Yorgos Efthymiadis (born 1972, Halkidiki, Greece; lives and works in Somerville, MA) is an artist and curator who works in photographic media. Drawing from his experience as an architectural photographer, recent series by Efthymiadis explore portraiture of kin through their material cultures and surrounding natural environments in Greece, Boston, and beyond. Efthymiadis has had solo exhibitions at Gallery Kayafas, Boston (2024, 2019, and 2016) and the Griffin Museum of Photography, Winchester, MA (2016); and has been included in several group exhibitions including at the Griffin Museum of Photography, Winchester, MA (2025, 2024, 2023, and 2020); Boston City Hall (2024 and 2017); Filter Photo Gallery, Chicago (2023, 2022, 2017, and 2014); Vermont Center for Photography, Brattleboro, VT (2022 and 2017); Danforth Art Museum, Framingham, MA (2022, 2016, 2015, and 2013); Distillery Gallery, Boston (2021); Rhode Island Center for Photographic Arts, Providence (2020); Somerville Museum, Somerville, MA (2019); and Photographic Resource Center, Boston (2015). Efthymiadis is an awardee of the Artists Resource Trust A.R.T. Grant (2024); a finalist for the Massachusetts Cultural Council Fellowship (2017); and recipient of the St. Botolph Club Foundation Emerging Artist Award (2017).
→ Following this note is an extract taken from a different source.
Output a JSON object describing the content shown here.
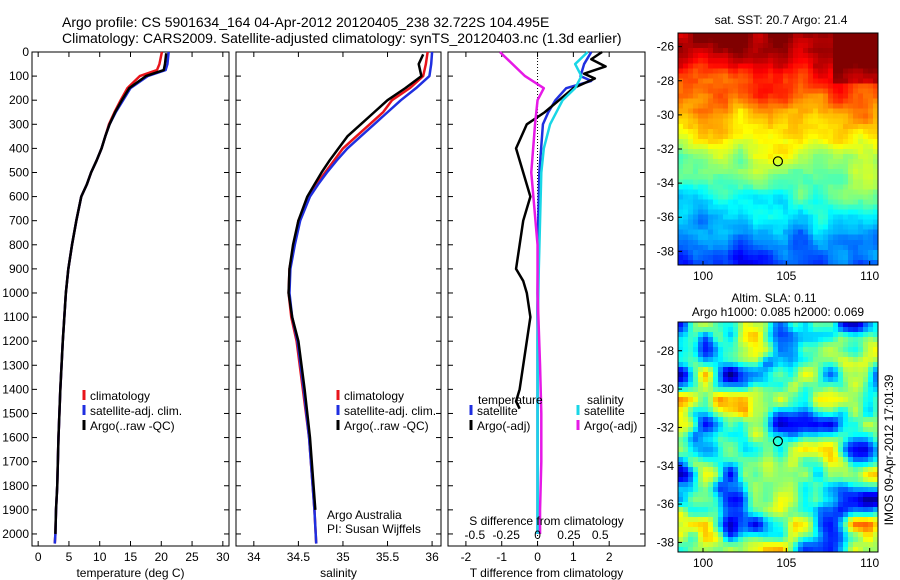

A board member of Somerville Arts Council and chair of the Visual Arts Fellowship Grants since 2017, Efthymiadis has also been a reviewer for the Lenscratch Student Prize Awards since 2023 and finds it deeply fulfilling to work with fellow photographers and give back to the photographic community. In 2015, Efthymiadis created a gallery in his own kitchen titled The Curated Fridge, to celebrate fine art photography and connect photographers with established and influential curators, gallerists, publishers, and artists from around the world through free, quarterly curated calls. The Curated Fridge recently celebrated 10 years of exhibitions featuring more than 1500 artists in 40 shows juried by 45 guest curators.